Uzun yolculuklardan sonra anladım ki; huzur kıyısız ve derinmiş. Tevekkül kayığına binip, kürekleri çekenler ulaşırmış, kıyısız denizlere. İnsan kıyısız denizlere talipse, sabretmeliymiş fırtınaya, dalgalara, sudaki çakıl taşlarına ve zamana… Bana bunları, mana denizinden yükselen dalga sesleri fısıldadı. Bana bunları, içimdeki suların durulmadığı o anlar öğretti…  Yaşayarak edinilmiş bilgiler kalbe işlenir. İyi ki; içimdeki suların durulmadığı anlar olmuş. İyi ki o gemiye ben de binmişim…

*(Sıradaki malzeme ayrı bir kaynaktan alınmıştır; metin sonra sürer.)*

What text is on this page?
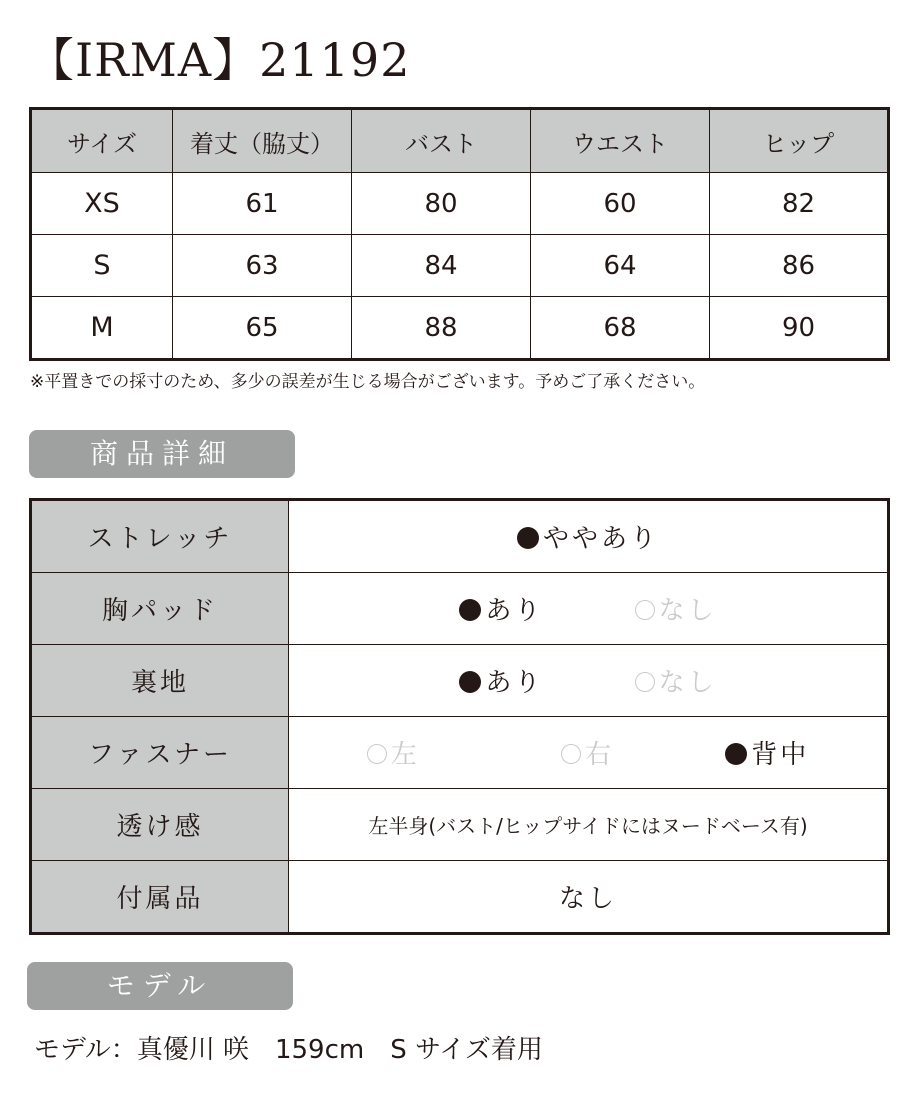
【IRMA】21192
サイズ	着丈（脇丈）	バスト	ウエスト	ヒップ
XS	61	80	60	82
S	63	84	64	86
M	65	88	68	90
※平置きでの採寸のため、多少の誤差が生じる場合がございます。予めご了承ください。
商品詳細
ストレッチ	ややあり
胸パッド	あり なし
裏地	あり なし
ファスナー	左 右 背中
透け感	左半身(バスト/ヒップサイドにはヌードベース有)
付属品	なし
モデル
モデル：真優川 咲　159cm　S サイズ着用
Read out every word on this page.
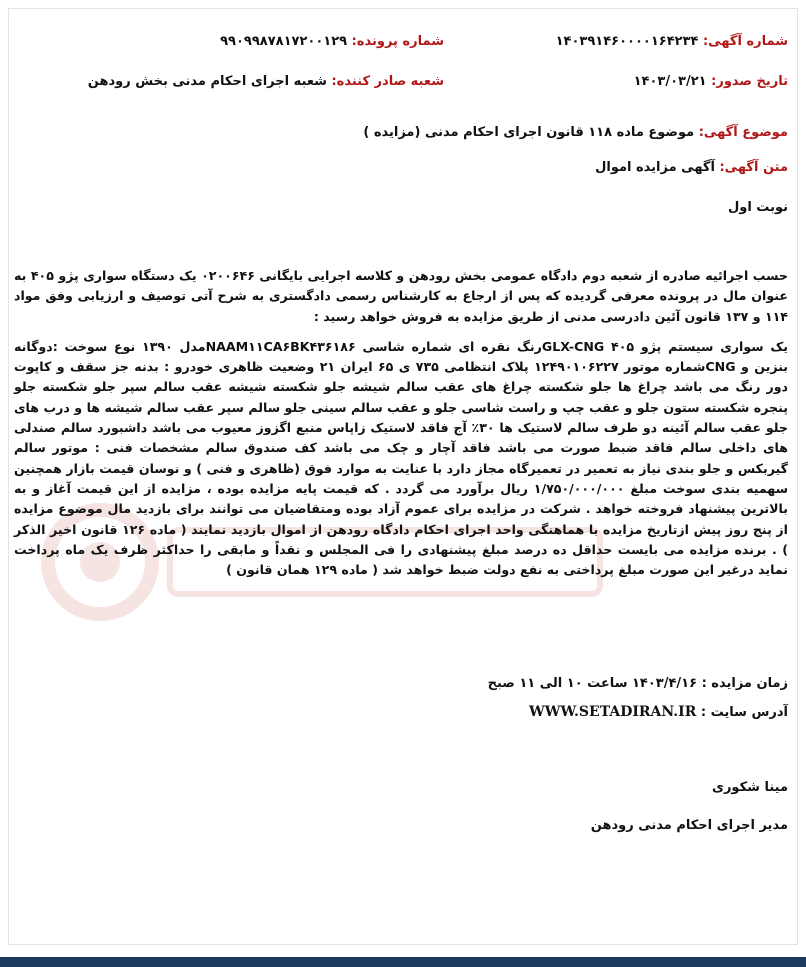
شماره آگهی: ۱۴۰۳۹۱۴۶۰۰۰۰۱۶۴۲۳۴
شماره پرونده: ۹۹۰۹۹۸۷۸۱۷۲۰۰۱۲۹
تاریخ صدور: ۱۴۰۳/۰۳/۲۱
شعبه صادر کننده: شعبه اجرای احکام مدنی بخش رودهن
موضوع آگهی: موضوع ماده ۱۱۸ قانون اجرای احکام مدنی (مزایده )
متن آگهی: آگهی مزایده اموال
نوبت اول

حسب اجرائیه صادره از شعبه دوم دادگاه عمومی بخش رودهن و کلاسه اجرایی بایگانی ۰۲۰۰۶۴۶ یک دستگاه سواری پژو ۴۰۵ به عنوان مال در پرونده معرفی گردیده که پس از ارجاع به کارشناس رسمی دادگستری به شرح آتی توصیف و ارزیابی وفق مواد ۱۱۴ و ۱۳۷ قانون آئین دادرسی مدنی از طریق مزایده به فروش خواهد رسید :

یک سواری سیستم پژو ۴۰۵ GLX-CNGرنگ نقره ای شماره شاسی NAAM۱۱CA۶BK۴۳۶۱۸۶مدل ۱۳۹۰ نوع سوخت :دوگانه بنزین و CNGشماره موتور ۱۲۴۹۰۱۰۶۲۲۷ پلاک انتظامی ۷۳۵ ی ۶۵ ایران ۲۱ وضعیت ظاهری خودرو : بدنه جز سقف و کاپوت دور رنگ می باشد چراغ ها جلو شکسته چراغ های عقب سالم شیشه جلو شکسته شیشه عقب سالم سپر جلو شکسته جلو پنجره شکسته ستون جلو و عقب چپ و راست شاسی جلو و عقب سالم سینی جلو سالم سپر عقب سالم شیشه ها و درب های جلو عقب سالم آئینه دو طرف سالم لاستیک ها ۳۰٪ آج فاقد لاستیک زاپاس منبع اگزوز معیوب می باشد داشبورد سالم صندلی های داخلی سالم فاقد ضبط صورت می باشد فاقد آچار و چک می باشد کف صندوق سالم مشخصات فنی : موتور سالم گیربکس و جلو بندی نیاز به تعمیر در تعمیرگاه مجاز دارد با عنایت به موارد فوق (ظاهری و فنی ) و نوسان قیمت بازار همچنین سهمیه بندی سوخت مبلغ ۱/۷۵۰/۰۰۰/۰۰۰ ریال برآورد می گردد . که قیمت پایه مزایده بوده ، مزایده از این قیمت آغاز و به بالاترین پیشنهاد فروخته خواهد . شرکت در مزایده برای عموم آزاد بوده ومتقاضیان می توانند برای بازدید مال موضوع مزایده از پنج روز پیش ازتاریخ مزایده با هماهنگی واحد اجرای احکام دادگاه رودهن از اموال بازدید نمایند ( ماده ۱۲۶ قانون اخیر الذکر ) . برنده مزایده می بایست حداقل ده درصد مبلغ پیشنهادی را فی المجلس و نقداً و مابقی را حداکثر ظرف یک ماه پرداخت نماید درغیر این صورت مبلغ پرداختی به نفع دولت ضبط خواهد شد ( ماده ۱۲۹ همان قانون )

زمان مزایده : ۱۴۰۳/۴/۱۶ ساعت ۱۰ الی ۱۱ صبح
آدرس سایت : WWW.SETADIRAN.IR
مینا شکوری
مدیر اجرای احکام مدنی رودهن
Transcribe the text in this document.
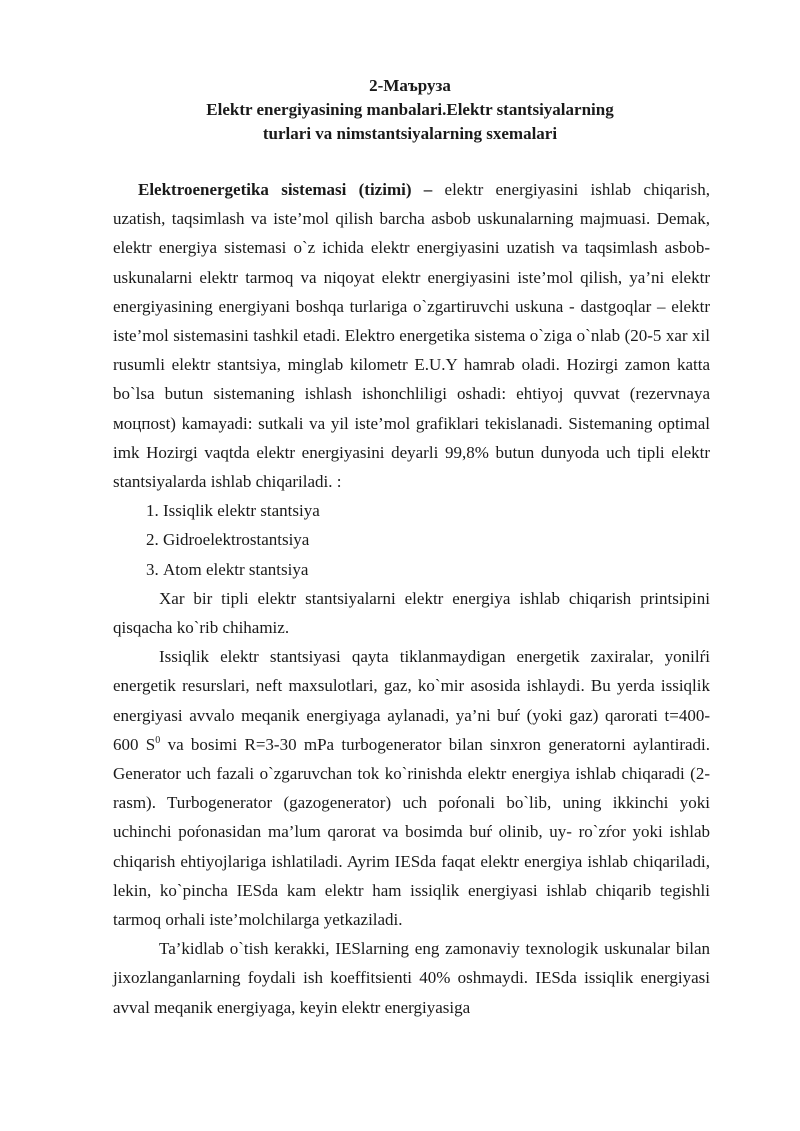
2-Маъруза
Elektr energiyasining manbalari.Elektr stantsiyalarning
turlari va nimstantsiyalarning sxemalari

Elektroenergetika sistemasi (tizimi) – elektr energiyasini ishlab chiqarish, uzatish, taqsimlash va iste’mol qilish barcha asbob uskunalarning majmuasi. Demak, elektr energiya sistemasi o`z ichida elektr energiyasini uzatish va taqsimlash asbob-uskunalarni elektr tarmoq va niqoyat elektr energiyasini iste’mol qilish, ya’ni elektr energiyasining energiyani boshqa turlariga o`zgartiruvchi uskuna - dastgoqlar – elektr iste’mol sistemasini tashkil etadi. Elektro energetika sistema o`ziga o`nlab (20-5 xar xil rusumli elektr stantsiya, minglab kilometr E.U.Y hamrab oladi. Hozirgi zamon katta bo`lsa butun sistemaning ishlash ishonchliligi oshadi: ehtiyoj quvvat (rezervnaya моцпost) kamayadi: sutkali va yil iste’mol grafiklari tekislanadi. Sistemaning optimal imk Hozirgi vaqtda elektr energiyasini deyarli 99,8% butun dunyoda uch tipli elektr stantsiyalarda ishlab chiqariladi. :

1. Issiqlik elektr stantsiya
2. Gidroelektrostantsiya
3. Atom elektr stantsiya

Xar bir tipli elektr stantsiyalarni elektr energiya ishlab chiqarish printsipini qisqacha ko`rib chihamiz.

Issiqlik elektr stantsiyasi qayta tiklanmaydigan energetik zaxiralar, yonilŕi energetik resurslari, neft maxsulotlari, gaz, ko`mir asosida ishlaydi. Bu yerda issiqlik energiyasi avvalo meqanik energiyaga aylanadi, ya’ni buŕ (yoki gaz) qarorati t=400-600 $S^0$ va bosimi R=3-30 mPa turbogenerator bilan sinxron generatorni aylantiradi. Generator uch fazali o`zgaruvchan tok ko`rinishda elektr energiya ishlab chiqaradi (2-rasm). Turbogenerator (gazogenerator) uch poŕonali bo`lib, uning ikkinchi yoki uchinchi poŕonasidan ma’lum qarorat va bosimda buŕ olinib, uy- ro`zŕor yoki ishlab chiqarish ehtiyojlariga ishlatiladi. Ayrim IESda faqat elektr energiya ishlab chiqariladi, lekin, ko`pincha IESda kam elektr ham issiqlik energiyasi ishlab chiqarib tegishli tarmoq orhali iste’molchilarga yetkaziladi.

Ta’kidlab o`tish kerakki, IESlarning eng zamonaviy texnologik uskunalar bilan jixozlanganlarning foydali ish koeffitsienti 40% oshmaydi. IESda issiqlik energiyasi avval meqanik energiyaga, keyin elektr energiyasiga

Yolda kalanlar, başladığı yere geri dönenler, yeniden yola çıkanlar var. Vardım zannedip, hiç gidemeyenler var… Ey kalbim, ulaşmak nasip olur mu kıyısız denizlere?


GEMİDEYİM (2005)
Gemideyim
Karanlık bastırıyor gitgide karanlık sulara
Gece yıldızdan yoksun
Gökyüzü bir zamanlar servet sahibi olmanın
Haklı gururuyla baksa da aşağıya
Haksız bir kibirle karşılıyor onu yeryüzü
Gemi ışıktan yoksun
Elimde bir mum
Gemiye tutuyorum
Geminin güvertesi ve yüzümün gölgesi aynı anda yol alıyor
Gemi insandan yoksun
Gemideyim
Bir hayal olsa gerek
Yönünü kaybetmiş bir gemide
Yönünü bulmaya çalışmak
İnsanlarsa hayalden yoksun
Elimde bir mum
Mum bitmemesi gerektiğini anlamış ki
Son nefesini vermemek için yutkunmamayı öğreniyor
Oysa nesneler ölümden yoksun


Gemideyim
Karanlık bastırıyor gitgide karanlık sulara
Gemiye karanlığı öğretiyorum
İçinde büyümek gerekli karanlığın onu öğrenmek için
Oysa gemi bundan yoksun
Yalnızlık bastırıyor gitgide zaten yalnız olanlara
Gemiye yalnızlığı öğretiyorum
İçinde büyümek gerekli yalnızlığın
Onu öğrenmek için
Oysa gemi bundan yoksun...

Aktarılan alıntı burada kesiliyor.